For their part, many active people, well-integrated in the functioning of the modern world with important functions, are generally occupied in very intense rhythms of activity, not to say frenetic. They often participate with passion and gusto, but later they realize that they paid a very high price in terms of human and family relations, of affections and of the balance of the personality in general.

Now this ever more accelerated race has suffered a formidable shock. The indexes of economic activity are altered, our agendas have been revolutionized, our appointments and trips have been canceled. For many people, the time has become empty and they are disoriented.

Yes . . . time . . . how should it be lived? Of what use is it in the end? There is the time of activity, but there is also the time of waiting full of joy, the time of being together and of loving one another, the time of contemplation of beauty, the time of long nights of insomnia, of waiting in suffering . . . There is also the possibility of wasting much time unnecessarily. Of becoming bitter out of a sensation of uselessness and emptiness . . . There is also the time to be with oneself . . . Does the time also exist to be with God? When we are full of life, we often push it to the margins of existence, because we find innumerable things to do before, which seem more urgent or agreeable, whereas being before the Lord can be postponed.

For many people this strange time of staying at home due to the pandemic. It has been a time to rediscover prayer.
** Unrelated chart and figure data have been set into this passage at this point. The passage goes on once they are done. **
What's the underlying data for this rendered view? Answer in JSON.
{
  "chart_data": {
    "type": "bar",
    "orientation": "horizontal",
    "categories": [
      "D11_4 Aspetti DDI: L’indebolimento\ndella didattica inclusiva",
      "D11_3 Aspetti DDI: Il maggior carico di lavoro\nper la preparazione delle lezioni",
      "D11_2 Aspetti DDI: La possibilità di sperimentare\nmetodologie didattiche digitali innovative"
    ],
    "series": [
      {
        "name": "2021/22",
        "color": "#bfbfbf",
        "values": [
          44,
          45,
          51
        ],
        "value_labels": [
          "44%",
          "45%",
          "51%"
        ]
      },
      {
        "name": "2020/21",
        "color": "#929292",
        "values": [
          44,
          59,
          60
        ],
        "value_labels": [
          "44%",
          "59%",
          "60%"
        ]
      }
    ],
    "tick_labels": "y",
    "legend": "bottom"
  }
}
We wonder if the reduced possibility of going to church will affect the faith and spiritual life negatively; however, it can also be a moment in which — as Jesus said to the Samaritan woman — we learn to adore the Lord in spirit and in truth everywhere, including at home where we are obliged to stay, including in a forced exterior activity. Jesus adds that the Spirit blows where and when it wills, but without excluding that we too can offer occasions and ways to blow, helping us mutually to maintain alive, in a thousand ways, the presence of God on the horizon of our time, through witness, word, and closeness in charity.

The time for the Lord might seem marginal in the day, but in reality, it is the time from which a source can emerge of meaning and order for the rest of the time of our lives, in the light of the Gospel. What has been good in my days, in this day of mine? With what spirit have I lived my relations with persons entrusted to me or that I have met? We have all heard talk of the “examination of conscience,” to place ourselves before God and thus put our lives in order. However, we have often forgotten it. Is not the pandemic that has altered the rhythms of our lives an unexpected occasion to reorder them so that they find their purpose and meaning, not only for ourselves but also for our human community?